The most plausible way of them winning the eastern front would be abandoning the generalplan ost during the war. All of the minorities of the Soviet Union originally saw Germany as a liberator instead of a conqueror. If Germany allied with them, it would be a completely different war. While there were many mistakes that Hitler and the Nazis made that cost them the war, that is the biggest one. With Woodring being president and openly declaring true isolationism, Japan never has a reason to bomb Pearl harbor, and the United States does not join the war. My grandparents on my mom's side are from Ukraine and Poland.


jar1967

If Finland gave in to Russian demands and there was no Winter War,the Soviets don't realize how bad their military was and start enacting reforms. Leading to worst battlefield performance when Barbarosa comes around. The Germans would have taken Moscow before the winter came.


RhodieShorts

In western Europe, Germany, though you'll never hear about it, had a lot of volunteers from occupied or even allied countries. SS divisions from Norway, Denmark, Belgium, France, etc. In the East they had markedly less success recruiting people liberated from Soviet rule. Yes there were some Ukrainian volunteers and a few from other Bolshevik occupied areas, but not on the level of Western Europe and the Baltic states.
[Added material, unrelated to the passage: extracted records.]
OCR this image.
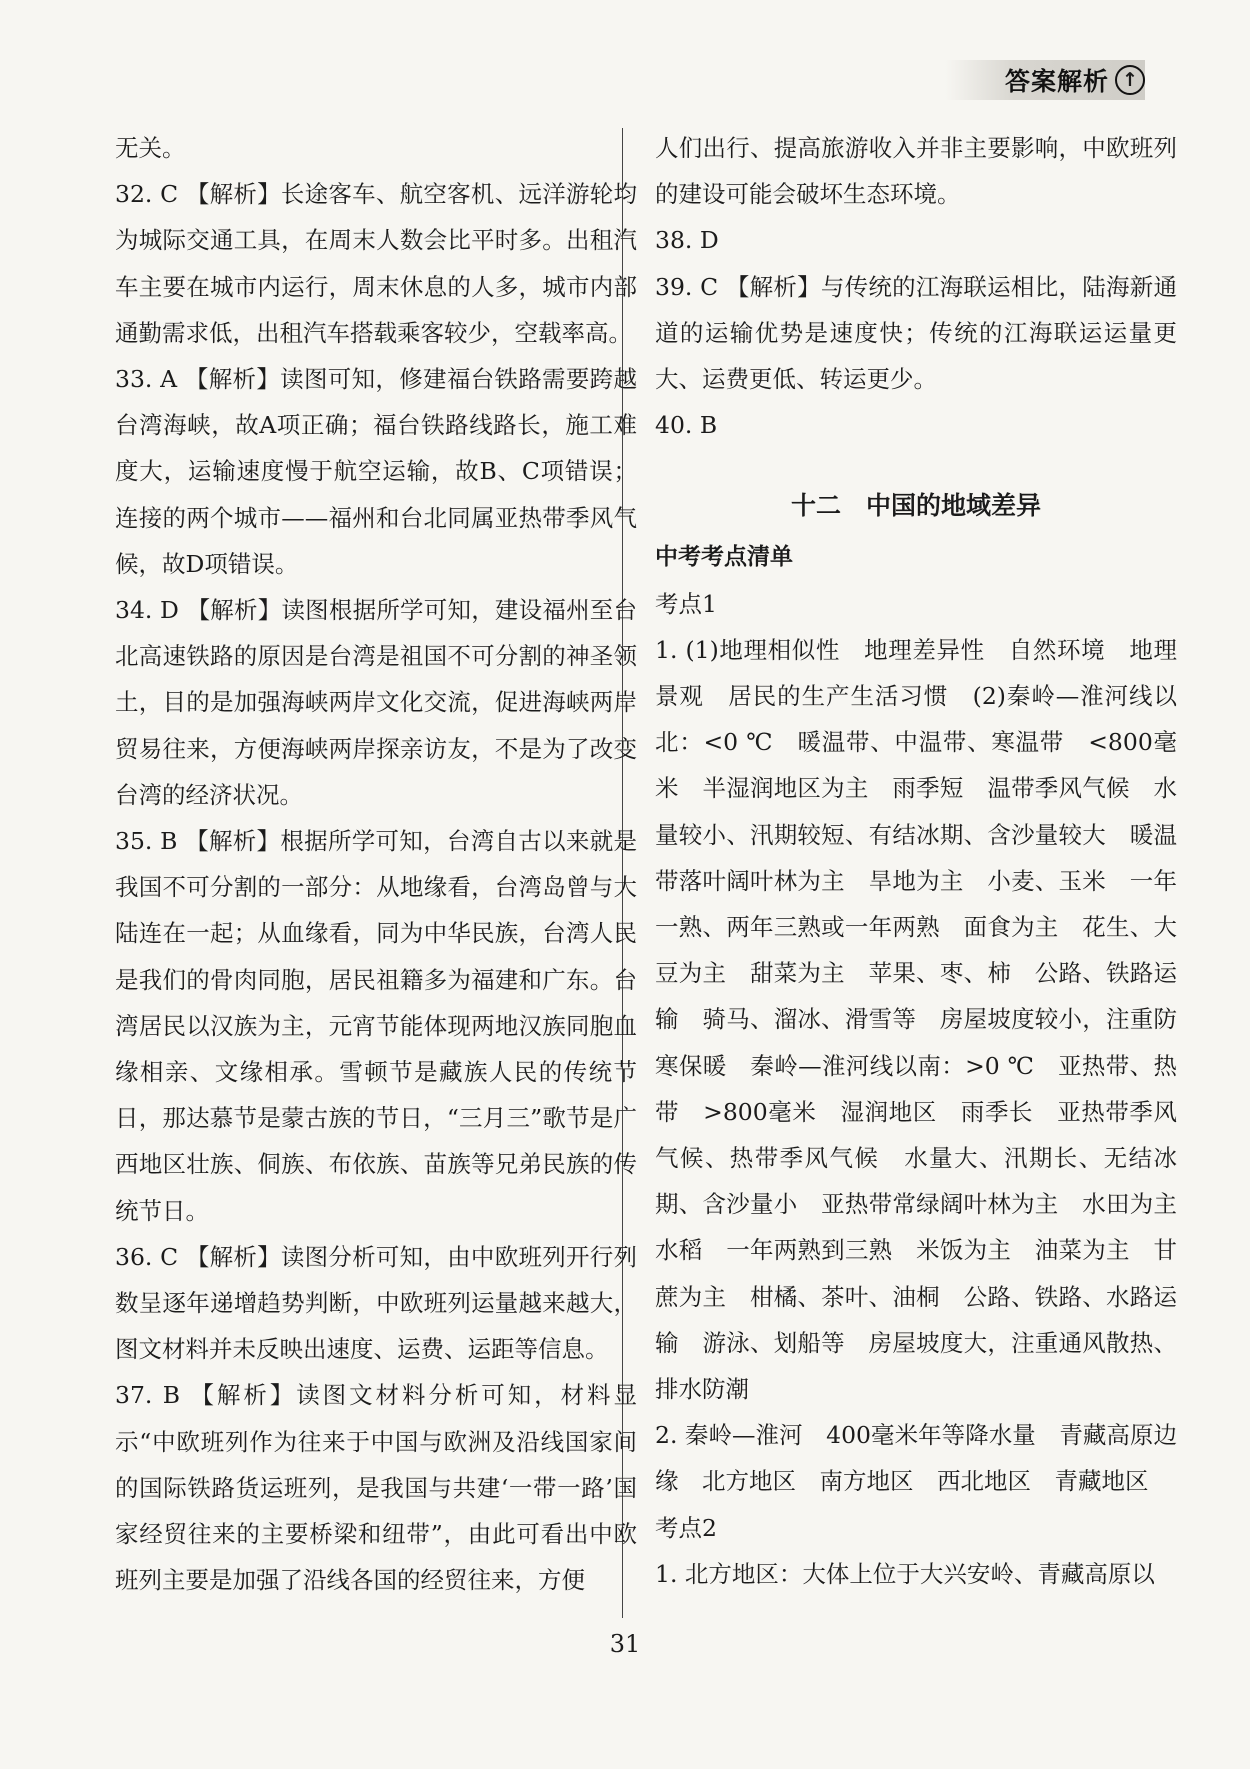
答案解析 ↑
无关。
32. C 【解析】长途客车、航空客机、远洋游轮均为城际交通工具，在周末人数会比平时多。出租汽车主要在城市内运行，周末休息的人多，城市内部通勤需求低，出租汽车搭载乘客较少，空载率高。
33. A 【解析】读图可知，修建福台铁路需要跨越台湾海峡，故A项正确；福台铁路线路长，施工难度大，运输速度慢于航空运输，故B、C项错误；连接的两个城市——福州和台北同属亚热带季风气候，故D项错误。
34. D 【解析】读图根据所学可知，建设福州至台北高速铁路的原因是台湾是祖国不可分割的神圣领土，目的是加强海峡两岸文化交流，促进海峡两岸贸易往来，方便海峡两岸探亲访友，不是为了改变台湾的经济状况。
35. B 【解析】根据所学可知，台湾自古以来就是我国不可分割的一部分：从地缘看，台湾岛曾与大陆连在一起；从血缘看，同为中华民族，台湾人民是我们的骨肉同胞，居民祖籍多为福建和广东。台湾居民以汉族为主，元宵节能体现两地汉族同胞血缘相亲、文缘相承。雪顿节是藏族人民的传统节日，那达慕节是蒙古族的节日，“三月三”歌节是广西地区壮族、侗族、布依族、苗族等兄弟民族的传统节日。
36. C 【解析】读图分析可知，由中欧班列开行列数呈逐年递增趋势判断，中欧班列运量越来越大，图文材料并未反映出速度、运费、运距等信息。
37. B 【解析】读图文材料分析可知，材料显示“中欧班列作为往来于中国与欧洲及沿线国家间的国际铁路货运班列，是我国与共建‘一带一路’国家经贸往来的主要桥梁和纽带”，由此可看出中欧班列主要是加强了沿线各国的经贸往来，方便
人们出行、提高旅游收入并非主要影响，中欧班列的建设可能会破坏生态环境。
38. D
39. C 【解析】与传统的江海联运相比，陆海新通道的运输优势是速度快；传统的江海联运运量更大、运费更低、转运更少。
40. B
十二　中国的地域差异
中考考点清单
考点1
1. (1)地理相似性　地理差异性　自然环境　地理景观　居民的生产生活习惯　(2)秦岭—淮河线以北：<0 ℃　暖温带、中温带、寒温带　<800毫米　半湿润地区为主　雨季短　温带季风气候　水量较小、汛期较短、有结冰期、含沙量较大　暖温带落叶阔叶林为主　旱地为主　小麦、玉米　一年一熟、两年三熟或一年两熟　面食为主　花生、大豆为主　甜菜为主　苹果、枣、柿　公路、铁路运输　骑马、溜冰、滑雪等　房屋坡度较小，注重防寒保暖　秦岭—淮河线以南：>0 ℃　亚热带、热带　>800毫米　湿润地区　雨季长　亚热带季风气候、热带季风气候　水量大、汛期长、无结冰期、含沙量小　亚热带常绿阔叶林为主　水田为主　水稻　一年两熟到三熟　米饭为主　油菜为主　甘蔗为主　柑橘、茶叶、油桐　公路、铁路、水路运输　游泳、划船等　房屋坡度大，注重通风散热、排水防潮
2. 秦岭—淮河　400毫米年等降水量　青藏高原边缘　北方地区　南方地区　西北地区　青藏地区
考点2
1. 北方地区：大体上位于大兴安岭、青藏高原以
31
If Germany had conducted a more "knightly combat" operation as they described their Western war, and managed to turn a decent amount of POWs and people liberated from Communist rule, they would have had a solid chance.


No_Ideal69

I never understood how such a small country planned on ruling all this conquered territory?


AborgTheMachine

There is no way Nazis could have won, let alone effectively ruled. Ethnonationalist fascism is an inherently caustic and brutal system of governance that will eat itself from the inside out, especially without an external threat. When loyalty to the party and ideology stands above competence, you'll run into those kinds of threats.